I Scream & Sore Bay
Since La Grotta Ices won Best of the Best at the inaugural BSF Awards, we knew ice cream was always going to take off in the street food crucible in a big way. We get it – there’s tons of nostalgia surrounding ice cream (we were all feral kids once, chasing Mr Whippy down the street). Plus, it’s in mid-revival, people.
Remember when we called vanilla ‘vanilla?’ No one does that any more. It’s got to be ‘Madagascan vanilla’, or ‘Tongan vanilla’ – each with their own flavour profile (Madagascan more rich, Tongan more earthy). Still sound a bit pretentious? Maybe no one told you Mr Whippy and his mates use vanilla extract. Where can the romance be found in that?
Meanwhile, salted caramel has for some time been a marketing buzzword, wafer ice cream cones are falling out of favour, and no one besides semi-corporate manufacturers in the West country, with hand-drawn Frisians somewhere on their labels, seem to do honeycomb anymore. Well, unless you’re Richard Makin of Blu Top, who’s whipping up a honeycomb and cardamom for ‘this week’s special’ at the time of writing. ‘Infusions are gonna be big,’ Richard tells me. ‘We’re also looking to the Deep South for inspiration: blueberry cornbread, buttermilk pie, Bananas Foster.’
Another bone to pick with Mr Whippy – let’s not pretend they’re the prettiest things on British roads. Too often are those pink and white Bedford vans missing at least one hubcap, sporting long-faded transfers, and sputtering their exhausts. It’s something ice cream traders Split Screen highlighted in 2012, when they won Best Looking Trader with their immaculate mint-green camper.
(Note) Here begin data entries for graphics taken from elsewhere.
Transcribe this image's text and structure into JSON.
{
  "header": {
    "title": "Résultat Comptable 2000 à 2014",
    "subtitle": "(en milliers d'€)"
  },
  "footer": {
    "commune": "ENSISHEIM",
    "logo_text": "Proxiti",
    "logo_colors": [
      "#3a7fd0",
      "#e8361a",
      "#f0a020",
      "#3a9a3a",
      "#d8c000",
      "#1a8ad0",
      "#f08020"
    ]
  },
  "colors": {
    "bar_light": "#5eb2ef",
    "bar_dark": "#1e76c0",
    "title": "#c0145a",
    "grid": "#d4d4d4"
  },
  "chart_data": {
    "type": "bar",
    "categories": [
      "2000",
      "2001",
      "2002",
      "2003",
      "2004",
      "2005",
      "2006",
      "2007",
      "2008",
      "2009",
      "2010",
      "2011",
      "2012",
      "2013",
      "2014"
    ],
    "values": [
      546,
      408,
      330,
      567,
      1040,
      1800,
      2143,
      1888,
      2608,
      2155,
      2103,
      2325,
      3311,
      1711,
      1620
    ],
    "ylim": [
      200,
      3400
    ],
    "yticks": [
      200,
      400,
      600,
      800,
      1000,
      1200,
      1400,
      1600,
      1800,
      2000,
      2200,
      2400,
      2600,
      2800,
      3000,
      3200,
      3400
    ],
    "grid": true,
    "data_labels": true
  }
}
Then there’s sorbet. More of a thing in other street food circles (see that of Bangladesh), dare we say the choice is somewhat…lacking in the UK? No disservice to the likes of Sorbitium of course, whose cherry negroni granita (bit like a sorbet, but more granular) cools off many a Londoner in the summer. Or to the various concoctions knocked out by Ginger’s Comfort Emporium, including a dish involving orange blossom sorbet for breakfast – the imaginativeness of which has wowed Gizzi Erskine and Fay Ripley in the past.
This year, we’re wondering if the world of cold desserts has a new champion. At the Scottish Street Food Awards this weekend you’ll undoubtedly see MOO PIE’s ice cream cookie sandwiches smothered on the face of many a small child. And their parents’. Founder Emma finished her training at Bologna’s Gelato University (you heard right – a GELATO university) last year. Then she set up a proper ice cream business in Edinburgh, which must feel a bit brave considering the general climate. But get this – provided Emma does well at the awards, and impresses the rest of the UK, then it’s on to Europe, where she’ll have the chance to beat the Italians at their own gelato game. How would that be for a story?